A public notification requirement: The law includes a Brown proposal from a bill he introduced following water crises in Sebring, Ohio and Flint, Michigan that requires the EPA to automatically alert the public to lead contamination if the state or local agency responsible fails to do so in 15 days. Currently, local and state officials are responsible for notifying the public, which they failed to do in a timely manner in the cases of Sebring and Flint.

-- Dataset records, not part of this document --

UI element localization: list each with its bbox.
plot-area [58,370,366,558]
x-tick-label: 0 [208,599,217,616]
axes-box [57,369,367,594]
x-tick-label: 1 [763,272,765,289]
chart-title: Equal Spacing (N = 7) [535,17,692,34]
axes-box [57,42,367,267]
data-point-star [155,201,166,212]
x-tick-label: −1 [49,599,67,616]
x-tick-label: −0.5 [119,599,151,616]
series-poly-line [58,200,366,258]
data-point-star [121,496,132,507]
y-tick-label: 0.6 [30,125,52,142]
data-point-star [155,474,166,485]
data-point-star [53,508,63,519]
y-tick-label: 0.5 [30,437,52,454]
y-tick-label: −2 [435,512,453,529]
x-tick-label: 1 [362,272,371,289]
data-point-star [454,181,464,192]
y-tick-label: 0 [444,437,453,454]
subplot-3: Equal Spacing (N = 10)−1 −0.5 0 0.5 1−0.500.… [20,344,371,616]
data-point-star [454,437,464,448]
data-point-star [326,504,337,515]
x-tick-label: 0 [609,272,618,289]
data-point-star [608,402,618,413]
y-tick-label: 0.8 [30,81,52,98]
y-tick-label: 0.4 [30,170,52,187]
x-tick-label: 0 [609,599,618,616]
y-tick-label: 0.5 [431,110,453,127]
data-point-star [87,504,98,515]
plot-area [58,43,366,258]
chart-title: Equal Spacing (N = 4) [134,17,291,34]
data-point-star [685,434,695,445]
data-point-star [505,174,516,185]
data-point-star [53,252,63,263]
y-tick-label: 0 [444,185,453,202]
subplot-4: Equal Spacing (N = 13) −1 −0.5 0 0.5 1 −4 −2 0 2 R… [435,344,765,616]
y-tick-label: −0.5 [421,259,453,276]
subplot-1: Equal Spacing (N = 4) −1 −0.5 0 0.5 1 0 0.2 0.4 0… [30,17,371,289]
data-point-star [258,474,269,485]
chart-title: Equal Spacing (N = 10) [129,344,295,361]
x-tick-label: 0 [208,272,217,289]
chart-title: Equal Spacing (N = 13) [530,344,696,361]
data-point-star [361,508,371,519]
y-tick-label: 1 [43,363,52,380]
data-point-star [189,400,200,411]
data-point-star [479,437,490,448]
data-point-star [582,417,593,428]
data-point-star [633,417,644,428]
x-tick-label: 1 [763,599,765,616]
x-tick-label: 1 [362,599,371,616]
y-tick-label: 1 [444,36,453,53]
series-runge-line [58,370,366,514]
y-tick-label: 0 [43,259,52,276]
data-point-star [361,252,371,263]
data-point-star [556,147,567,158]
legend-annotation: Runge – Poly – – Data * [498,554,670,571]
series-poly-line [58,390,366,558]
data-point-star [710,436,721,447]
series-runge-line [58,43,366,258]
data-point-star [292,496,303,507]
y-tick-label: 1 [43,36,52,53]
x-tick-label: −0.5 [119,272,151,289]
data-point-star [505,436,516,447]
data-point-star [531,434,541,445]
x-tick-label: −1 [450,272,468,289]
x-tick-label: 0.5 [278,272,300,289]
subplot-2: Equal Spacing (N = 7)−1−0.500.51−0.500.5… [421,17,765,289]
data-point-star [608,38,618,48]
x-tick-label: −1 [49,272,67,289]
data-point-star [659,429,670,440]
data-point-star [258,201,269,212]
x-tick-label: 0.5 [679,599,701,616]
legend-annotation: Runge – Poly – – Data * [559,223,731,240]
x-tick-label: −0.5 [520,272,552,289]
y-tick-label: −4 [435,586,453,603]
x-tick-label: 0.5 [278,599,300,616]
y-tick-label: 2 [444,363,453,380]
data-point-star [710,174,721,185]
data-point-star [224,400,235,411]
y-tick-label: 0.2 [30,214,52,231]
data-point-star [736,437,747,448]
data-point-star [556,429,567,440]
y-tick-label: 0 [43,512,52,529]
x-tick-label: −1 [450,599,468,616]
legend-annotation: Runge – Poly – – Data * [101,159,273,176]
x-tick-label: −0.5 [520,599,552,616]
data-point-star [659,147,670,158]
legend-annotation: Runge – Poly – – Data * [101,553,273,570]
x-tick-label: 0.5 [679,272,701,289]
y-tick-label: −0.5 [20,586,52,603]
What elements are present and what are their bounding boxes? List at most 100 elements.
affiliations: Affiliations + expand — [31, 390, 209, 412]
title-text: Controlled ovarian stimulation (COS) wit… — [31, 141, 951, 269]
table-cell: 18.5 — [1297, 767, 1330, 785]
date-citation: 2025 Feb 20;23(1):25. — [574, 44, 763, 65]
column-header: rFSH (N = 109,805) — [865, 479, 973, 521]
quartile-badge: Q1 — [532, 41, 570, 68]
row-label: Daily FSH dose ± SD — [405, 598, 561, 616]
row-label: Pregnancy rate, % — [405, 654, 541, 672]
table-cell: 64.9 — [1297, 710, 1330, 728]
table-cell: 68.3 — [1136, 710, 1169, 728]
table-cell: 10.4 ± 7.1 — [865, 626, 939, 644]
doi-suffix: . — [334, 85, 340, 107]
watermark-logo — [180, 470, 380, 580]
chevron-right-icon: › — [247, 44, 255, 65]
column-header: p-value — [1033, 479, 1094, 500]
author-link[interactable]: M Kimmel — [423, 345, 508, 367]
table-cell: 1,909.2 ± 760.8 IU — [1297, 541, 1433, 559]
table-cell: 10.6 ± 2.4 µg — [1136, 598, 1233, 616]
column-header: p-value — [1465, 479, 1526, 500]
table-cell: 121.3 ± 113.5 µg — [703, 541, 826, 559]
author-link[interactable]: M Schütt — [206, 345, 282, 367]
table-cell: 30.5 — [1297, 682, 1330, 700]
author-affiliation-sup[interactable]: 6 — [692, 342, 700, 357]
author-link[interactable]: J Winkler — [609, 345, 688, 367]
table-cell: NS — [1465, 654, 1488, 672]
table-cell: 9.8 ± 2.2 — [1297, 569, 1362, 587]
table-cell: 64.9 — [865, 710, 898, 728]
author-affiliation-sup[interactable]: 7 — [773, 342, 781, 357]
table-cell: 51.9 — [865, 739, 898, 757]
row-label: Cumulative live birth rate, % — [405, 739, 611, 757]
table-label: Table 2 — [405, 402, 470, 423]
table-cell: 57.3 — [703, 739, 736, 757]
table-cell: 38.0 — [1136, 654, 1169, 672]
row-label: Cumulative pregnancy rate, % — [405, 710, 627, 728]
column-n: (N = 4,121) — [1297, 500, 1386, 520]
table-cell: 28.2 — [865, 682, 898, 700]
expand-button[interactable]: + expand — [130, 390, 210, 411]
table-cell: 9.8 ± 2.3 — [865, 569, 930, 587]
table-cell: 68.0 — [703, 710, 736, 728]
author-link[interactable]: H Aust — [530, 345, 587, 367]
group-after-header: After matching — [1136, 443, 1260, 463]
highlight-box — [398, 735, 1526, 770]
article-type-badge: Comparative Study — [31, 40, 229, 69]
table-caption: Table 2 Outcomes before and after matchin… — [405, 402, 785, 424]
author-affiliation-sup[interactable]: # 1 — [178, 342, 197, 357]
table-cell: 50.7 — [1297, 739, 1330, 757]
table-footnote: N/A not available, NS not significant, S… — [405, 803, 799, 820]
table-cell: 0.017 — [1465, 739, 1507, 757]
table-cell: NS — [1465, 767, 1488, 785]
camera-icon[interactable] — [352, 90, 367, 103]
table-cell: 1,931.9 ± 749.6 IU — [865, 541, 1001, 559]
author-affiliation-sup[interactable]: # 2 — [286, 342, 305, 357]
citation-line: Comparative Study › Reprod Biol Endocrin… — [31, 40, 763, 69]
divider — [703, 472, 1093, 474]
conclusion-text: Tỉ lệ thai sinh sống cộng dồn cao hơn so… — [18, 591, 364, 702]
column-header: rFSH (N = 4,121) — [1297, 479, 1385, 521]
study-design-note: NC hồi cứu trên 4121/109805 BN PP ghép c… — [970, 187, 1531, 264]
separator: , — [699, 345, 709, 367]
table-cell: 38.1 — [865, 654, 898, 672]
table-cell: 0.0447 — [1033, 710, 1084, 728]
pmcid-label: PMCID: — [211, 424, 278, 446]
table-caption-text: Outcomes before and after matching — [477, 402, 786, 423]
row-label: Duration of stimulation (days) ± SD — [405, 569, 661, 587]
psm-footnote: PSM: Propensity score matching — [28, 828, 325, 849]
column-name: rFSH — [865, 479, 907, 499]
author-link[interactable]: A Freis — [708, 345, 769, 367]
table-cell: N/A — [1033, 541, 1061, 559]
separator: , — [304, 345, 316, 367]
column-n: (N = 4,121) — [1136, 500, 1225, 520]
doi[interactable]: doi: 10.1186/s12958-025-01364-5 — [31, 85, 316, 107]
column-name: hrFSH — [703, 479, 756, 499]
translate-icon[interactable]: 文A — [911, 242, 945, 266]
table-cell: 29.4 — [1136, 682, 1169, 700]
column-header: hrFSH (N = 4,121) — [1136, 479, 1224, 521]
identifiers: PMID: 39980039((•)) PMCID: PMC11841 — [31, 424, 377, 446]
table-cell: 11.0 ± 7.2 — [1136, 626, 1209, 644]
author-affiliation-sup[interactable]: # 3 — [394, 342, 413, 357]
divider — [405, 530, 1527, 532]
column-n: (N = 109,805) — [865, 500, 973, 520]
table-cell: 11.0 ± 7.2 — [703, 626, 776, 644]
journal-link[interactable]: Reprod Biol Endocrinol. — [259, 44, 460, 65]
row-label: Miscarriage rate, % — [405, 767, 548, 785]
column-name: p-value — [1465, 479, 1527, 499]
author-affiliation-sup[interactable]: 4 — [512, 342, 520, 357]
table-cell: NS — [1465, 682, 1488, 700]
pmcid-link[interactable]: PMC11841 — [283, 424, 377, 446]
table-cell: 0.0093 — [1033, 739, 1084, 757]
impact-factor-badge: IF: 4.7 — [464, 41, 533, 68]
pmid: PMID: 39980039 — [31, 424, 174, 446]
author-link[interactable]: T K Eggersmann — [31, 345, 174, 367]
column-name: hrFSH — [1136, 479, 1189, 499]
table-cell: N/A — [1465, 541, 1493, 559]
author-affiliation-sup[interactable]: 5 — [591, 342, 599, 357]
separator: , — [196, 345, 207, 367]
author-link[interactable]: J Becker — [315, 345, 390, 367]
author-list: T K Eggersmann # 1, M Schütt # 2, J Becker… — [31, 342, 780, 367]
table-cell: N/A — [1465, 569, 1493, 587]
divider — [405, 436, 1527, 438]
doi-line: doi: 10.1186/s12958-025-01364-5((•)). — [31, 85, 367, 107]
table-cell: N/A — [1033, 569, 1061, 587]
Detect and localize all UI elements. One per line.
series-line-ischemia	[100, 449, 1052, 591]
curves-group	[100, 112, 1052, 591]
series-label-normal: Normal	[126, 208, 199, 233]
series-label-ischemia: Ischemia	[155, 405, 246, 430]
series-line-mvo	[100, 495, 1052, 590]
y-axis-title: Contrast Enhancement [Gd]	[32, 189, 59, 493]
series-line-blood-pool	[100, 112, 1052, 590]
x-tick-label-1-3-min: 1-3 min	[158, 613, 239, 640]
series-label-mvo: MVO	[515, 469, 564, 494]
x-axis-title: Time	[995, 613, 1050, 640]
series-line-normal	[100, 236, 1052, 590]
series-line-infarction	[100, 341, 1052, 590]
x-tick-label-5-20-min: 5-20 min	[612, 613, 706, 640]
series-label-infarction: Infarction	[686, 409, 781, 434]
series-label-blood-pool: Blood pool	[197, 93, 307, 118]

The Drinking Water Safety and Infrastructure Act: Brown is a cosponsor of this bill, which will provide federal aid to communities facing lead crises and help new ones from occurring. Many provisions from the law that would help Sebring and other communities in Ohio are included in the Water Infrastructure Investments for the Nation Act signed today:
The law also includes $60 million annually for a new EPA grant program to reduce lead levels in drinking water through replacement of lead service lines, testing, planning, corrosion control, and public education. Applications from small and disadvantaged communities will receive priority access to funding. Additionally, the law includes $20 million for a new EPA grant program that will help small and disadvantaged communities comply with federal standards under the Safe Drinking Water Act. Brown supported this provision to help communities like Sebring, Ohio deal with aging infrastructure.